The Labor Department announced that the economy produced 160,000 new jobs in April, much below market expectations, while the nation’s unemployment rate stayed at 5%. For the past three months, employers have now added an average of 200,000 new positions.

Hourly earnings, meanwhile, showed signs of life and grew 2.5% over the past 12 months, while the labor force participation rate decreased to 62.8%.

Late last month, the government reported that the economy grew at a tepid annual rate of 0.5% in the first three months of the year, raising fears that the seven-year-old economic expansion may be nearing an end.

Today’s number comes while the economy is at something of a crossroads.

Crude oil prices, for instance, hung below $35 a barrel in the first few months of 2016, thanks to fears over slowing Chinese growth, and economic turmoil around the world. Over the past two months, though, investors have piled back into the commodity, pushing prices up $10 a barrel, as fears over a global recession ebb and optimism comes back in vogue.

The stock market has had similar arc so far this year.

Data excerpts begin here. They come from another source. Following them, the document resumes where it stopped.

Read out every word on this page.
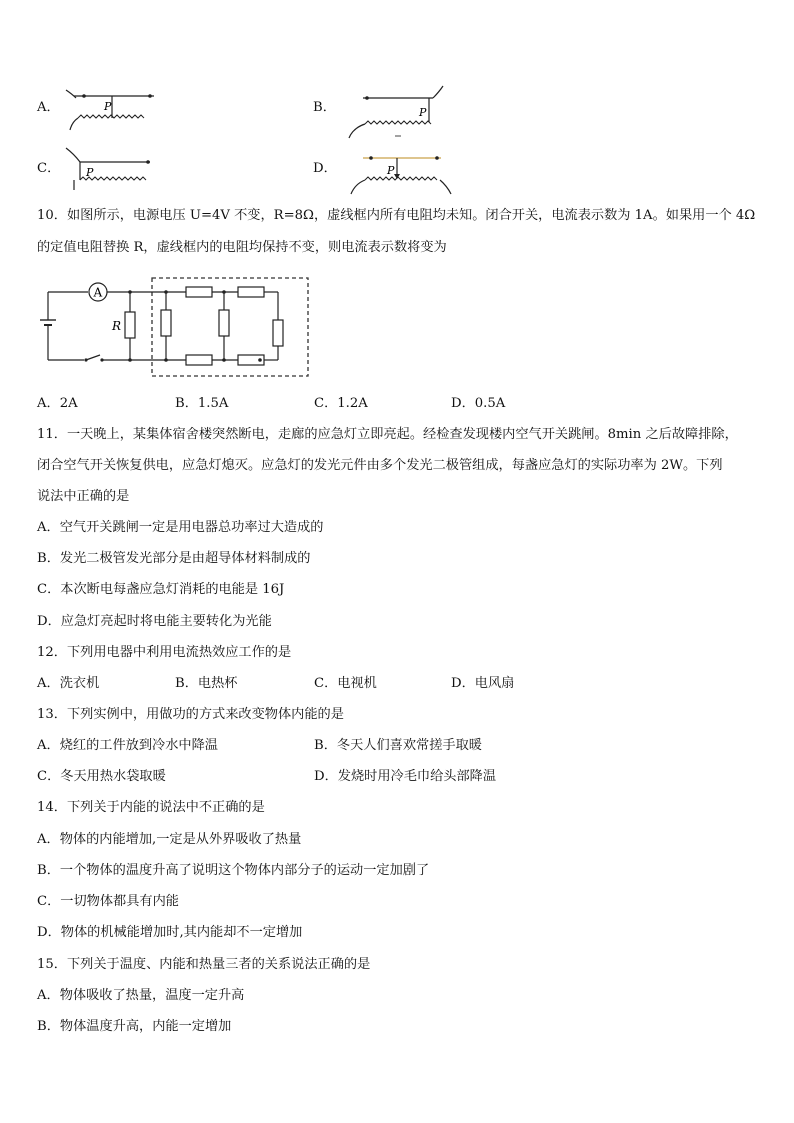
A．	P	B．	P
C． P	D．	P
10．如图所示，电源电压 U=4V 不变，R=8Ω，虚线框内所有电阻均未知。闭合开关，电流表示数为 1A。如果用一个 4Ω
的定值电阻替换 R，虚线框内的电阻均保持不变，则电流表示数将变为
A
R
A．2A	B．1.5A	C．1.2A	D．0.5A
11．一天晚上，某集体宿舍楼突然断电，走廊的应急灯立即亮起。经检查发现楼内空气开关跳闸。8min 之后故障排除，
闭合空气开关恢复供电，应急灯熄灭。应急灯的发光元件由多个发光二极管组成，每盏应急灯的实际功率为 2W。下列
说法中正确的是
A．空气开关跳闸一定是用电器总功率过大造成的
B．发光二极管发光部分是由超导体材料制成的
C．本次断电每盏应急灯消耗的电能是 16J
D．应急灯亮起时将电能主要转化为光能
12．下列用电器中利用电流热效应工作的是
A．洗衣机	B．电热杯	C．电视机	D．电风扇
13．下列实例中，用做功的方式来改变物体内能的是
A．烧红的工件放到冷水中降温	B．冬天人们喜欢常搓手取暖
C．冬天用热水袋取暖	D．发烧时用冷毛巾给头部降温
14．下列关于内能的说法中不正确的是
A．物体的内能增加,一定是从外界吸收了热量
B．一个物体的温度升高了说明这个物体内部分子的运动一定加剧了
C．一切物体都具有内能
D．物体的机械能增加时,其内能却不一定增加
15．下列关于温度、内能和热量三者的关系说法正确的是
A．物体吸收了热量，温度一定升高
B．物体温度升高，内能一定增加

After dropping more than 5% in January, the Standard & Poor’s 500 index has rebounded nearly 8% over the past three months.

Not only are private sector jobs consistently growing, but consumers are becoming more confident. Long-term unemployment is coming down, more people feel confident enough to quit their jobs and initial jobless claims recently hit a 43-year low. More people believe jobs are “plentiful” than “hard to get” – the so-called labor differential – for the first time since the end of the recession. And wage growth was practically buoyant by post-recession standards.

The bond market, though, is less sanguine. The yield on 10-year Treasury bonds have dropped from more than 2% to start the year to 1.8% now. Bond rates move opposite to fixed income prices. That means investors are buying more government debt, which are more desirable in times of stagnation.

Other metrics cast a dim lit on the economy, too. While up slightly recently, persistently low inflation has also muted growth expectations, and the economy as a whole barely budged in the first three months of 2016.

All of the contradictory data has caused the Federal Reserve to hold off raising rates after doing so for the first time in nearly a decade last December. The FOMC, after its most recent meeting in April, acknowledged the unevenness. “[L]abor market conditions have improved further even as growth in economic activity appears to have slowed,” the FOMC said in a statement. “Growth in household spending has moderated, although households’ real income has risen at a solid rate and consumer sentiment remains high.”

There will be another jobs report before the next Fed meeting in June. If it is as muddled as the past few have been, the Fed’s life will be that much more complicated.